A vehicle designed as an electric vehicle may comprise several asynchronous machines as traction drive units. In order to assure the largest possible driving range for the vehicle, the asynchronous machines are operated with minimal losses, wherein a magnetic flux is adapted to a particular operating state or load state. If an operating state is changed, for example, when initiating a passing procedure or upon change in the load distribution between front and rear axle, the magnetic flux is adapted to a new target torque by a regulating system of the machine, so that losses of the asynchronous machines are kept to a minimum. A time curve for magnetizing and demagnetizing can be described by an exponential function. Asynchronous machines can be described by an exponential curve. A time constant, such as a rotor time constant, which is associated with this exponential curve is specific to the machine.

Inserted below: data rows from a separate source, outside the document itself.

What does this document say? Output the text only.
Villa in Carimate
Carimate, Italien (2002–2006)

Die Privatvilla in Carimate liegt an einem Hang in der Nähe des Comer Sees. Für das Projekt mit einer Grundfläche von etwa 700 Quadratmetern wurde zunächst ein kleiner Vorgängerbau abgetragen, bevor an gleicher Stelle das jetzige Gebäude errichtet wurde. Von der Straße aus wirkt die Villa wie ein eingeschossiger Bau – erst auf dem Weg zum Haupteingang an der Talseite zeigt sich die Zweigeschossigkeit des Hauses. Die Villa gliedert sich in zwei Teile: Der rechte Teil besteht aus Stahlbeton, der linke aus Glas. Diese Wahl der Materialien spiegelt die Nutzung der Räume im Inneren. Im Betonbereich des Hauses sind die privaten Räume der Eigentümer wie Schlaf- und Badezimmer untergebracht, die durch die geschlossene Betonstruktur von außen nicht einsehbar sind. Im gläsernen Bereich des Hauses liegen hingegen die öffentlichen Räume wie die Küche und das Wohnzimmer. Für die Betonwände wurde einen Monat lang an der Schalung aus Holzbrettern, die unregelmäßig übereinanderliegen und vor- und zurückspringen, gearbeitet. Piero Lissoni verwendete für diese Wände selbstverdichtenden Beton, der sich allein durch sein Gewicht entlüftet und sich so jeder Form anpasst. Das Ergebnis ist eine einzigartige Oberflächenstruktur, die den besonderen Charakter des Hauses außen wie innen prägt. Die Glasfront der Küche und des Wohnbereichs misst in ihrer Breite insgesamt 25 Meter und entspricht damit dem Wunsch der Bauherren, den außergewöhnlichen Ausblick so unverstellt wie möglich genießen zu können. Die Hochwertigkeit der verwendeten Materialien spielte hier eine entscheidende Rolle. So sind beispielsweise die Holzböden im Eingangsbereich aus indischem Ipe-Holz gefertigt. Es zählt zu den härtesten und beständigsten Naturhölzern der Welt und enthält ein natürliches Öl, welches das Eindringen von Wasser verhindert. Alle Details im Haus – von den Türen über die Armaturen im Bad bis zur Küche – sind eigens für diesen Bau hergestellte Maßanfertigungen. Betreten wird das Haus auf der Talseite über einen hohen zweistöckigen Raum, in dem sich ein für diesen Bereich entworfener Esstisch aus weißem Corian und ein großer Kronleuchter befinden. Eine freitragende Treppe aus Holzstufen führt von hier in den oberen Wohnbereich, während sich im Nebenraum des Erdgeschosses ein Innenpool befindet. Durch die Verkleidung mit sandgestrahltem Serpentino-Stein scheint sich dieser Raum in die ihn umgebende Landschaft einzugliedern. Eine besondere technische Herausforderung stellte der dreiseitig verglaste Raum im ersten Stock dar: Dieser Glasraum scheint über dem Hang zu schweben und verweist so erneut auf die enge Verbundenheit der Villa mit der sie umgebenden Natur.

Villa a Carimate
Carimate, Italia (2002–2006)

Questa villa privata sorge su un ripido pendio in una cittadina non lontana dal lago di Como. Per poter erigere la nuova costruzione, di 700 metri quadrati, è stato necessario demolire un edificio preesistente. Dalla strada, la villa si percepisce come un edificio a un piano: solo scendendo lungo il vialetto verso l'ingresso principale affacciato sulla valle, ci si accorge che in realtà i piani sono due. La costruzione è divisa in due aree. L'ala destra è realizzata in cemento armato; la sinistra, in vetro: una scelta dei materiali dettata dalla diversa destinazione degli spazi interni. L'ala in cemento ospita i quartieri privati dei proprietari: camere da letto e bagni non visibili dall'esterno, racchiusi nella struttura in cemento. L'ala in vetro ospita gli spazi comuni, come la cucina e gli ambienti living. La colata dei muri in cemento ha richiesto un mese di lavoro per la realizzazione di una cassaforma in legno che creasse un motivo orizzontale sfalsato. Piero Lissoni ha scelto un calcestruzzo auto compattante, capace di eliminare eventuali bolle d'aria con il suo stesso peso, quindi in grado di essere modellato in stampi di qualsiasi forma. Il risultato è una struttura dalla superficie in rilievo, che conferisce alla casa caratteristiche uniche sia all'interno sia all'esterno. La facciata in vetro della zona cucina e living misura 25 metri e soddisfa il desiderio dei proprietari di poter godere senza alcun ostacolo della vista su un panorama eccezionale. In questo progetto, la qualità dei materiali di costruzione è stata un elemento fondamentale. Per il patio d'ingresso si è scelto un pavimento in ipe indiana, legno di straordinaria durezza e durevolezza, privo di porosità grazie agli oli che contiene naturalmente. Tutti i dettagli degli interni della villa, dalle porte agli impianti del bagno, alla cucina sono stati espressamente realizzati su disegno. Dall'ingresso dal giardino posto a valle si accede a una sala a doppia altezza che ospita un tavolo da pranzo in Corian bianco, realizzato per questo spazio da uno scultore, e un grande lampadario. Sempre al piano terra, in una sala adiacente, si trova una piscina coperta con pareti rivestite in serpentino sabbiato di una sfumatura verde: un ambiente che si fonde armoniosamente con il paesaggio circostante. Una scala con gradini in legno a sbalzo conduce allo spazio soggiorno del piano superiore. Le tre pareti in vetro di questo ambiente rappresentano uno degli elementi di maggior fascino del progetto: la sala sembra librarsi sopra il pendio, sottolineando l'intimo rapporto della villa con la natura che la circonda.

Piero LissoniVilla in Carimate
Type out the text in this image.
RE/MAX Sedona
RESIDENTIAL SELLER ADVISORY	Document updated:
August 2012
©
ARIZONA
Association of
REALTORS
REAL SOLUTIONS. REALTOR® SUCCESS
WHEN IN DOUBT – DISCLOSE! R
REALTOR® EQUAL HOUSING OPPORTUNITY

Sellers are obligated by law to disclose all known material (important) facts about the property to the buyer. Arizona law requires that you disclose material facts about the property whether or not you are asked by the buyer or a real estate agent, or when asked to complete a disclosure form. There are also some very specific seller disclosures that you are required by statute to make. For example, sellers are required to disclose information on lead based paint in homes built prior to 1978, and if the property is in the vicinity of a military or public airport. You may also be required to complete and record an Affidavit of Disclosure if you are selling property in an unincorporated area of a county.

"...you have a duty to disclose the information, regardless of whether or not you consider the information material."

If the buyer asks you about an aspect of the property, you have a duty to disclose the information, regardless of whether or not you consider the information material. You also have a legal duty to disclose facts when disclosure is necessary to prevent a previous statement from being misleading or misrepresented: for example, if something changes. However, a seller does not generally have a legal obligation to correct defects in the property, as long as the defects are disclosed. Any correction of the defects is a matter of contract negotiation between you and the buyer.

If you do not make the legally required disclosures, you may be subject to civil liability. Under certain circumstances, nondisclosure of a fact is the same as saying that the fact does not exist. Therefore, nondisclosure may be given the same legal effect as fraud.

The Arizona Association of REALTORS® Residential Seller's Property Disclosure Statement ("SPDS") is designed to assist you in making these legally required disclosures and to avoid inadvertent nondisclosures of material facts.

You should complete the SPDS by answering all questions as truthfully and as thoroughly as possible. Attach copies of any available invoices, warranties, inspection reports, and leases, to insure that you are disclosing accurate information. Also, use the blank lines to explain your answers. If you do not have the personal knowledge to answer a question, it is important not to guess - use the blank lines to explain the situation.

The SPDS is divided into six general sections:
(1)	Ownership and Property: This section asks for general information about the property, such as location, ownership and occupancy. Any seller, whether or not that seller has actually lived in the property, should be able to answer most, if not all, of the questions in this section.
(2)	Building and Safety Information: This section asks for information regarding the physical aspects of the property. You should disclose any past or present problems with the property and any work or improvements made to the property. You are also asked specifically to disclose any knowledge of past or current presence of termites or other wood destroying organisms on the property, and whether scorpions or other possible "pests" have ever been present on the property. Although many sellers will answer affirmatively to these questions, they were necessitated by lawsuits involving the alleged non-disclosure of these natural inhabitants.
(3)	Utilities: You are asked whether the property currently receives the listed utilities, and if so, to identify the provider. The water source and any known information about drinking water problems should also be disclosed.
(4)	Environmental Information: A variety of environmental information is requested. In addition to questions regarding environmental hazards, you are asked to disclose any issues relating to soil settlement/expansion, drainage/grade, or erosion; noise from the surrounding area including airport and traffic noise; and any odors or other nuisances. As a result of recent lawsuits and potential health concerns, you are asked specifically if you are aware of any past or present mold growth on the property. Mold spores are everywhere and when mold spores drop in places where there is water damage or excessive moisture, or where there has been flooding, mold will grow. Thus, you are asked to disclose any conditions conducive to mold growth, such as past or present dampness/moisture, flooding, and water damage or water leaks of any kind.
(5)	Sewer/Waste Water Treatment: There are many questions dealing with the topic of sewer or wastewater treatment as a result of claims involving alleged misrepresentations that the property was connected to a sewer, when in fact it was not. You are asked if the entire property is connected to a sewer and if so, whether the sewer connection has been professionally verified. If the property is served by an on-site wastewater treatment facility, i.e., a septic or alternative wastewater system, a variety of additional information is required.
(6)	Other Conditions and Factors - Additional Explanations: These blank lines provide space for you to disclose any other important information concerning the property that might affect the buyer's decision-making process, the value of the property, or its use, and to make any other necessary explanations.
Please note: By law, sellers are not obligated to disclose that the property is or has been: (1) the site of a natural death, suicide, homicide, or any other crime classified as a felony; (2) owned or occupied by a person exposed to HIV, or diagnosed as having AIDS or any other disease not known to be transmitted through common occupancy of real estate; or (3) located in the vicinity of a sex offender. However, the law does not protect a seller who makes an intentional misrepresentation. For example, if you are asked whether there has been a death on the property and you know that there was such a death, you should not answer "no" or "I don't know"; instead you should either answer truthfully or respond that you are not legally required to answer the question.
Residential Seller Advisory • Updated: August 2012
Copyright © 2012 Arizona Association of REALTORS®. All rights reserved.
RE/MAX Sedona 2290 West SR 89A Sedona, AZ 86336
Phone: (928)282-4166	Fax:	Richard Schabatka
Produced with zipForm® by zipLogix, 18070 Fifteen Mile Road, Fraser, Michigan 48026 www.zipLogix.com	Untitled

However, a certain amount of time is required for the magnetizing of the asynchronous machines. If a change in the operating state, i.e., in this case the torque, should occur as rapidly as possible, the magnetic flux required for this must already have been adjusted. But if the necessary magnetic flux is permanently set, the magnetization current necessary for this will cause needless losses for all other operating states. These unwanted losses and the desire for a short adjustment time for the torque thus produce a time conflict between the efficiency and the dynamics of the torque.
An asynchronous motor with a performance that is automatically adjustable to a load condition is known from the document CH 170 198 A.
The document DE 1 538 300 A1 describes a control device for maintaining a shaft of a servomotor in an adjustable angle position with a switch which can be actuated by a cam disc.
Document DE 103 18 246 A1 describes a method for controlling the movement of an armature of an electromagnetic actuator for activating a gas exchange value of an internal combustion engine for a motor vehicle.